Hopefully, your account is not locked normally they lock them once they generate papers.   If you can use them you may be better renting points out at WMOwners.com and reducing purchase price for new owner. @  .07 cents per credit you can probably rent them out in a couple days.


----------



## breezez (Jan 11, 2018)

My irritation is the speed they work.

Marriott can close a deal 90 days or less,
Hilton can close a deal 90 days or less
Vacation Village 14-30 Days

Wyndham 6-8 months...  I call BS

The two accounts I’m combining are already both in my name I’m just trying to move a 6K into a 21K account to lower MF’s.

It’s just a couple page form and they said they would email it.   There is no deed title search, etc.  So it makes 0 sense it could take this amount of time.


----------



## izzymail (Jan 16, 2018)

We purchased resale, beginning the process on 9/15/17. The documents finally arrived on 11/29 and we sent them back and received tracking confirmation they arrived on 12/8. Called 2 weeks later and they had no record of them, but took down the tracking number to research. Called back a couple weeks later, and they had record of receiving but said would be another 30 days. Complained again to the seller, and the transfer was finally completed within a couple of days on 1/12.

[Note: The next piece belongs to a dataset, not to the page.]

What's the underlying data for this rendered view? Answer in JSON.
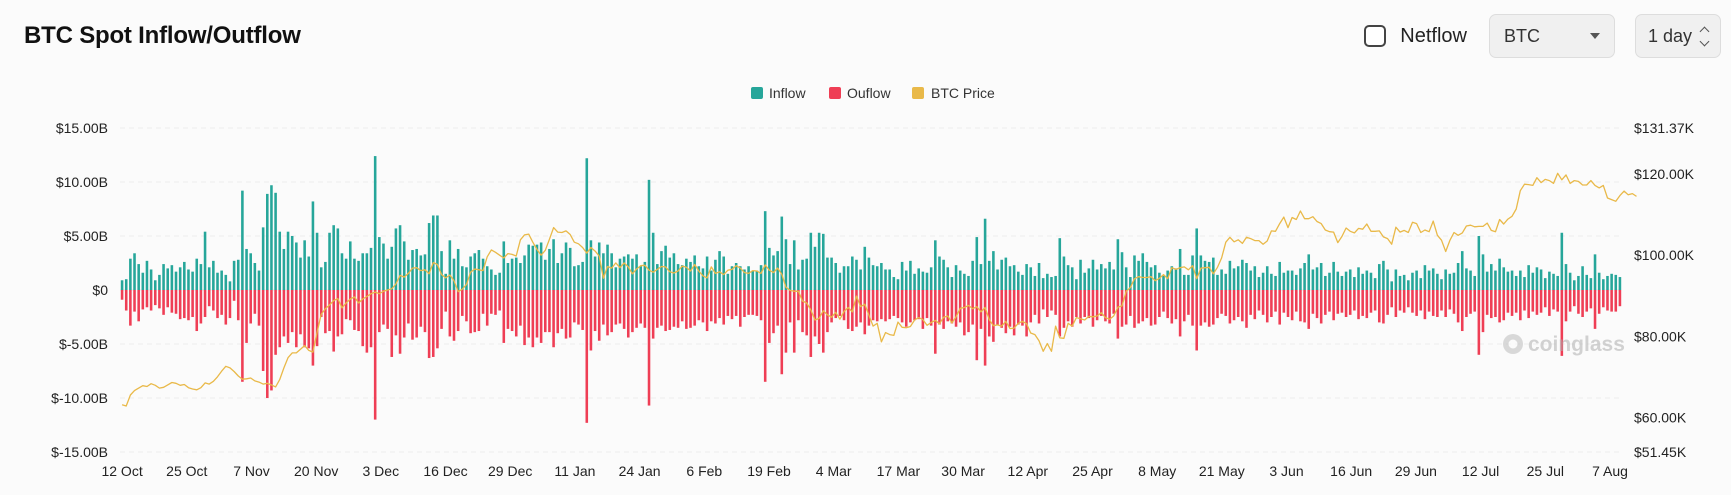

Basically 4 months! I agree that the forms and paperwork are extremely simple. This could not take more than 10 min of actual processing at the initial and secondary times. Obviously a case of severe understaffing and /or neglected technology in this department where there is no financial incentive to be timely.... Sellers who are leaving and resale buyers who will never purchase anything from the developer don't create $$$ other than the $299 fee which they will get no matter how slow they are. 

On another note, I think it could have been worse. The seller was a broker with personal relationships in the department and they called many, many times to escalate and check status. I don't think it would have been completed by now otherwise.

Side note, every representative I spoke with throughout the process was friendly, helpful, and professional. I can't imagine how frustrating it must be for them to be in this department. 

Second side note, even though the transfer is done, my online account is still locked for new reservations. They said to call back if it's not unlocked in a week, and I can make reservations by phone in the meantime. 

Good luck!!


----------